Hi Suzi and Paolo,
My little girl is obsessed with American TV shows and she uses dialogues from the shows as response to me whenever I talk to her. How do you instill Filipino values in an increasingly globalized world and do you have tips on teaching children the Filipino language?
Thanks a lot!
Hi there, Kristine!
That’s a really good question and a valid concern with the kids nowadays! Suffice to say that we also have a bit of the same problem with our own children. Due to lack of children’s shows nowadays and the availability of cable channels, our kids are really more exposed to US or British shows. Some of them are quite good and instill positive values. The other cartoons or shows seem to be for kids but the humor is for older people. So I guess it is important to sit with your daughter and watch the shows she usually watches to see if they are appropriate for her.
The other concern is how to “Filipinize” your child in this globalized world. If you check Youtube, there are episodes of Batibot and Sineskwela. They, of course, look dated but still quite entertaining and educational. And in Tagalog too! The new generation of kids now prefer to speak in English (and struggle with Filipino as a language and a subject in school) so best to nip it in the bud. They will always be exposed to English anyway because most of the subjects in school are in that language. So best to use Tagalog at home more often so that your child can be well versed in both languages. Good luck!

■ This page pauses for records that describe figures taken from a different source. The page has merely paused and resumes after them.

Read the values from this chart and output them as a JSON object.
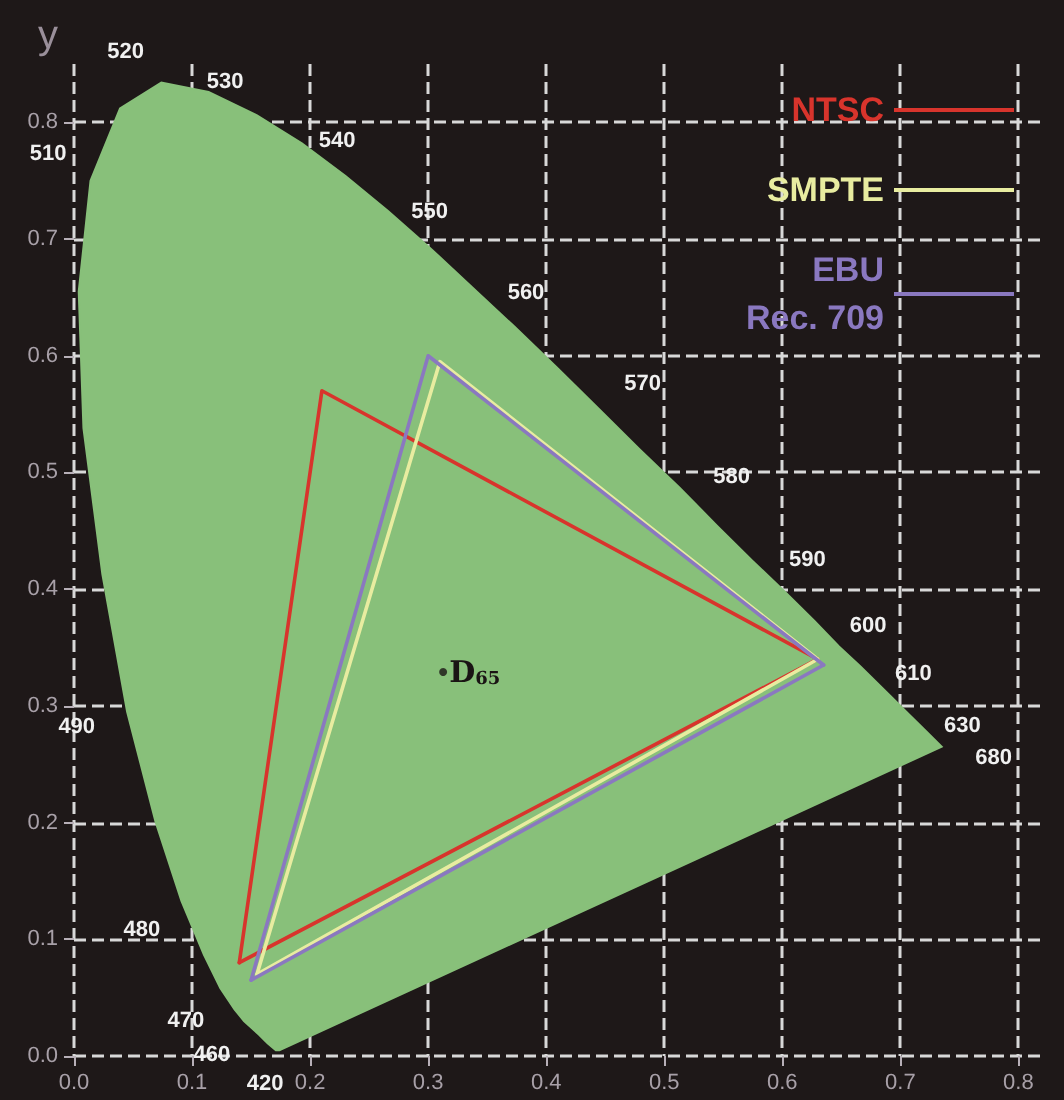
{
  "chart_data": {
    "type": "line",
    "ylabel": "y",
    "xlim": [
      0,
      0.82
    ],
    "ylim": [
      0,
      0.85
    ],
    "xticks": [
      {
        "value": 0,
        "label": "0.0"
      },
      0.1,
      0.2,
      0.3,
      0.4,
      0.5,
      0.6,
      0.7,
      0.8
    ],
    "yticks": [
      {
        "value": 0,
        "label": "0.0"
      },
      0.1,
      0.2,
      0.3,
      0.4,
      0.5,
      0.6,
      0.7,
      0.8
    ],
    "grid": true,
    "legend": "top right",
    "marker": "none",
    "line_style": "solid",
    "series": [
      {
        "type": "area",
        "color": "#88c07a",
        "x": [
          0.174,
          0.171,
          0.164,
          0.157,
          0.144,
          0.136,
          0.124,
          0.11,
          0.091,
          0.069,
          0.045,
          0.024,
          0.008,
          0.004,
          0.014,
          0.039,
          0.074,
          0.114,
          0.155,
          0.193,
          0.23,
          0.266,
          0.302,
          0.337,
          0.373,
          0.409,
          0.444,
          0.479,
          0.513,
          0.545,
          0.575,
          0.603,
          0.627,
          0.648,
          0.666,
          0.692,
          0.708,
          0.719,
          0.735
        ],
        "values": [
          0.005,
          0.005,
          0.011,
          0.018,
          0.03,
          0.04,
          0.058,
          0.087,
          0.133,
          0.201,
          0.295,
          0.413,
          0.538,
          0.655,
          0.75,
          0.812,
          0.834,
          0.826,
          0.806,
          0.782,
          0.754,
          0.724,
          0.692,
          0.659,
          0.625,
          0.59,
          0.555,
          0.52,
          0.487,
          0.454,
          0.424,
          0.397,
          0.373,
          0.351,
          0.334,
          0.308,
          0.292,
          0.281,
          0.265
        ]
      },
      {
        "type": "scatter",
        "color": "#1a1414",
        "marker": "circle",
        "x": [
          0.3127
        ],
        "values": [
          0.329
        ]
      },
      {
        "name": "NTSC",
        "color": "#d8342c",
        "x": [
          0.14,
          0.21,
          0.63
        ],
        "values": [
          0.08,
          0.57,
          0.34
        ]
      },
      {
        "color": "#d8342c",
        "x": [
          0.14,
          0.63
        ],
        "values": [
          0.08,
          0.34
        ]
      },
      {
        "name": "SMPTE",
        "color": "#e8eca0",
        "x": [
          0.155,
          0.31,
          0.63
        ],
        "values": [
          0.07,
          0.595,
          0.34
        ]
      },
      {
        "color": "#e8eca0",
        "x": [
          0.155,
          0.63
        ],
        "values": [
          0.07,
          0.34
        ]
      },
      {
        "name": "EBU\nRec. 709",
        "color": "#8a78c0",
        "x": [
          0.15,
          0.3,
          0.635
        ],
        "values": [
          0.065,
          0.6,
          0.335
        ]
      },
      {
        "color": "#8a78c0",
        "x": [
          0.15,
          0.635
        ],
        "values": [
          0.065,
          0.335
        ]
      }
    ],
    "annotations": [
      {
        "text": "420",
        "x": 0.1714,
        "y": 0.0051
      },
      {
        "text": "460",
        "x": 0.144,
        "y": 0.0297
      },
      {
        "text": "470",
        "x": 0.1241,
        "y": 0.0578
      },
      {
        "text": "480",
        "x": 0.0913,
        "y": 0.1327
      },
      {
        "text": "490",
        "x": 0.0454,
        "y": 0.295
      },
      {
        "text": "510",
        "x": 0.0139,
        "y": 0.7502
      },
      {
        "text": "520",
        "x": 0.0743,
        "y": 0.8338
      },
      {
        "text": "530",
        "x": 0.1547,
        "y": 0.8059
      },
      {
        "text": "540",
        "x": 0.2296,
        "y": 0.7543
      },
      {
        "text": "550",
        "x": 0.3016,
        "y": 0.6923
      },
      {
        "text": "560",
        "x": 0.3731,
        "y": 0.6245
      },
      {
        "text": "570",
        "x": 0.4441,
        "y": 0.5547
      },
      {
        "text": "580",
        "x": 0.5125,
        "y": 0.4866
      },
      {
        "text": "590",
        "x": 0.5752,
        "y": 0.4242
      },
      {
        "text": "600",
        "x": 0.627,
        "y": 0.3725
      },
      {
        "text": "610",
        "x": 0.6658,
        "y": 0.334
      },
      {
        "text": "630",
        "x": 0.7079,
        "y": 0.292
      },
      {
        "text": "680",
        "x": 0.7347,
        "y": 0.2653
      },
      {
        "text": "D$_{65}$",
        "x": 0.3127,
        "y": 0.329
      }
    ]
  }
}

Hello K, thanks for your letter. This is a great question and an issue that parents at home have to deal with. I have to admit we have similar concerns. Filipino is quite challenging as a school subject and we worry that perhaps our kids are not as in tune with their Filipino heritage. True, we live in a much more globalized world nowadays with access to various media made easier and more than ever it has been. But it is a wonder how our children have grown up differently compared to ourselves? Because when you think about it, aren’t we different from our parents? We are all products of the age and environment we grow up in. But that doesn’t mean we just sit back and accept it as a fact of life. On hindsight, we have no one to blame but ourselves for things being the way that they are. Surely there’s more we can do to help our kids grow up in tune to both their Filipino heritage as well as the increasingly globalized, or more specifically “Americanized” world.

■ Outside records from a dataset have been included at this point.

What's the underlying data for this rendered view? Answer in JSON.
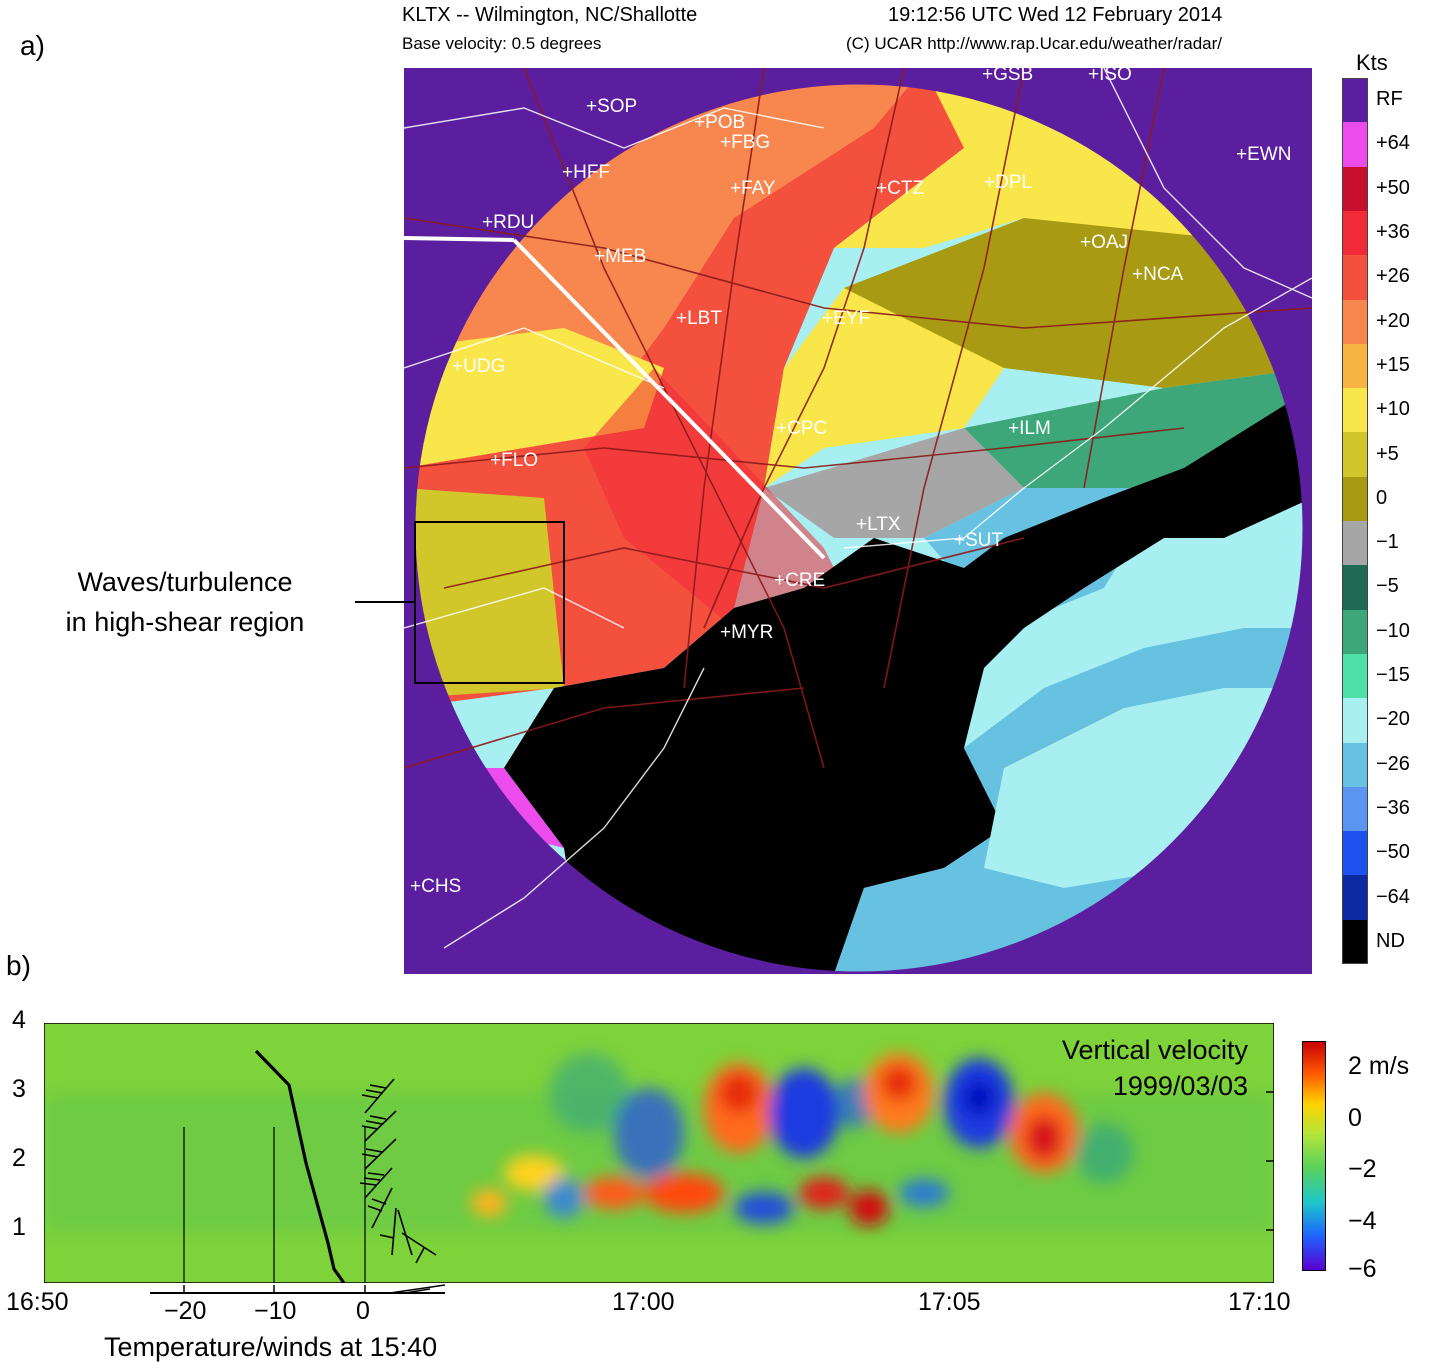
{
  "panel_a": {
    "label": "a)",
    "station_title": "KLTX -- Wilmington, NC/Shallotte",
    "timestamp": "19:12:56 UTC Wed 12 February 2014",
    "product": "Base velocity: 0.5 degrees",
    "credit": "(C) UCAR http://www.rap.Ucar.edu/weather/radar/",
    "annotation_line1": "Waves/turbulence",
    "annotation_line2": "in high-shear region",
    "legend_unit": "Kts",
    "legend": [
      {
        "label": "RF",
        "color": "#5b1e9e"
      },
      {
        "label": "+64",
        "color": "#ec4cec"
      },
      {
        "label": "+50",
        "color": "#c8102e"
      },
      {
        "label": "+36",
        "color": "#f02a36"
      },
      {
        "label": "+26",
        "color": "#f4503e"
      },
      {
        "label": "+20",
        "color": "#f7874e"
      },
      {
        "label": "+15",
        "color": "#f8b443"
      },
      {
        "label": "+10",
        "color": "#f8e64b"
      },
      {
        "label": "+5",
        "color": "#d1c72a"
      },
      {
        "label": "0",
        "color": "#a89a12"
      },
      {
        "label": "−1",
        "color": "#a6a6a6"
      },
      {
        "label": "−5",
        "color": "#1e6a55"
      },
      {
        "label": "−10",
        "color": "#3da77a"
      },
      {
        "label": "−15",
        "color": "#4fe0a8"
      },
      {
        "label": "−20",
        "color": "#a8eff2"
      },
      {
        "label": "−26",
        "color": "#67c1e0"
      },
      {
        "label": "−36",
        "color": "#5a95f2"
      },
      {
        "label": "−50",
        "color": "#1d52f0"
      },
      {
        "label": "−64",
        "color": "#0c2aa2"
      },
      {
        "label": "ND",
        "color": "#000000"
      }
    ],
    "map_labels": [
      "GSB",
      "ISO",
      "SOP",
      "POB",
      "FBG",
      "EWN",
      "HFF",
      "FAY",
      "CTZ",
      "DPL",
      "RDU",
      "MEB",
      "OAJ",
      "NCA",
      "LBT",
      "EYF",
      "UDG",
      "CPC",
      "ILM",
      "FLO",
      "LTX",
      "SUT",
      "CRE",
      "MYR",
      "CHS"
    ]
  },
  "panel_b": {
    "label": "b)",
    "title_line1": "Vertical velocity",
    "title_line2": "1999/03/03",
    "colorbar_labels": [
      "2 m/s",
      "0",
      "−2",
      "−4",
      "−6"
    ],
    "y_ticks": [
      "4",
      "3",
      "2",
      "1"
    ],
    "x_ticks": [
      "16:50",
      "17:00",
      "17:05",
      "17:10"
    ],
    "temp_ticks": [
      "−20",
      "−10",
      "0"
    ],
    "temp_xlabel": "Temperature/winds at 15:40"
  }
}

Our eldest was not very fluent in Tagalog and we were quite concerned. To our relief, she has improved in the last couple of years. And I am confident that she will continue to get better. It seems to be a pattern with kids nowadays, to pick up their Tagalog later than usual, more into their teen years as their circle of friends and acquaintances broaden.

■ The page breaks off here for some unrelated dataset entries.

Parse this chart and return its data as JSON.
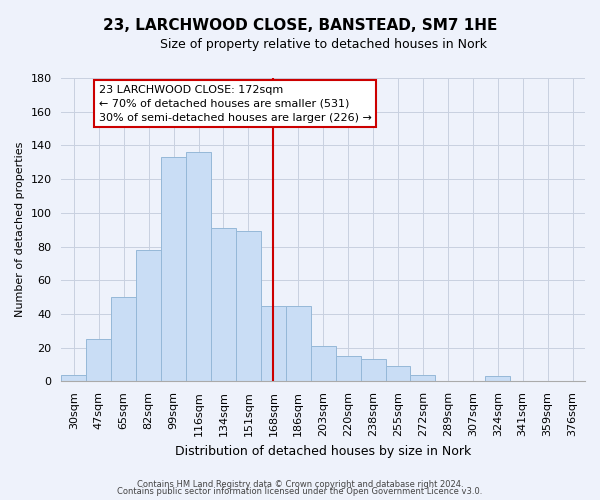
{
  "title": "23, LARCHWOOD CLOSE, BANSTEAD, SM7 1HE",
  "subtitle": "Size of property relative to detached houses in Nork",
  "xlabel": "Distribution of detached houses by size in Nork",
  "ylabel": "Number of detached properties",
  "bar_labels": [
    "30sqm",
    "47sqm",
    "65sqm",
    "82sqm",
    "99sqm",
    "116sqm",
    "134sqm",
    "151sqm",
    "168sqm",
    "186sqm",
    "203sqm",
    "220sqm",
    "238sqm",
    "255sqm",
    "272sqm",
    "289sqm",
    "307sqm",
    "324sqm",
    "341sqm",
    "359sqm",
    "376sqm"
  ],
  "bar_values": [
    4,
    25,
    50,
    78,
    133,
    136,
    91,
    89,
    45,
    45,
    21,
    15,
    13,
    9,
    4,
    0,
    0,
    3,
    0,
    0,
    0
  ],
  "bar_color": "#c9ddf5",
  "bar_edge_color": "#95b8d8",
  "vline_x": 8,
  "vline_color": "#cc0000",
  "annotation_text": "23 LARCHWOOD CLOSE: 172sqm\n← 70% of detached houses are smaller (531)\n30% of semi-detached houses are larger (226) →",
  "annotation_box_facecolor": "#ffffff",
  "annotation_box_edgecolor": "#cc0000",
  "ylim": [
    0,
    180
  ],
  "yticks": [
    0,
    20,
    40,
    60,
    80,
    100,
    120,
    140,
    160,
    180
  ],
  "footer_line1": "Contains HM Land Registry data © Crown copyright and database right 2024.",
  "footer_line2": "Contains public sector information licensed under the Open Government Licence v3.0.",
  "background_color": "#eef2fb",
  "grid_color": "#c8d0e0",
  "title_fontsize": 11,
  "subtitle_fontsize": 9,
  "xlabel_fontsize": 9,
  "ylabel_fontsize": 8,
  "tick_fontsize": 8,
  "annotation_fontsize": 8,
  "footer_fontsize": 6
}
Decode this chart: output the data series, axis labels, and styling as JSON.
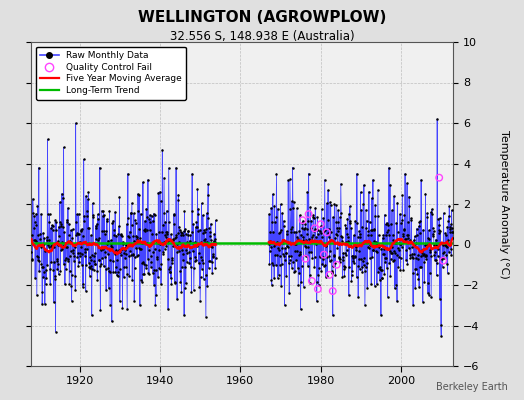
{
  "title": "WELLINGTON (AGROWPLOW)",
  "subtitle": "32.556 S, 148.938 E (Australia)",
  "ylabel": "Temperature Anomaly (°C)",
  "attribution": "Berkeley Earth",
  "year_start": 1908,
  "year_end": 2013,
  "gap_start": 1954,
  "gap_end": 1967,
  "ylim": [
    -6,
    10
  ],
  "yticks": [
    -6,
    -4,
    -2,
    0,
    2,
    4,
    6,
    8,
    10
  ],
  "bg_color": "#e0e0e0",
  "plot_bg_color": "#f0f0f0",
  "raw_color": "#4444ff",
  "dot_color": "#000000",
  "moving_avg_color": "#ff0000",
  "trend_color": "#00bb00",
  "qc_fail_color": "#ff44ff",
  "xtick_years": [
    1920,
    1940,
    1960,
    1980,
    2000
  ],
  "legend_items": [
    "Raw Monthly Data",
    "Quality Control Fail",
    "Five Year Moving Average",
    "Long-Term Trend"
  ]
}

What we can do is guide them as best we can. Who is their first contact with the language and culture that we claim as our own? It is us. So it’s up to us to help them. Realizing that this was something we haven’t put enough emphasis on, we try things like consciously speaking to our kids in Tagalog. Or we have “Tagalog hour” where you’re only allowed to speak Tagalog, otherwise you don’t get an answer from whoever you’re speaking to. I think kids are also conscious of not being able to speak Tagalog, well nowadays we have to be careful not to ridicule or laugh at them when they make the inevitable “slang Tagalog” pronunciations or grammatical errors. I’m confident they’ll eventually pick it up, a bit sooner the better of course. Hope these inputs help you and your kids.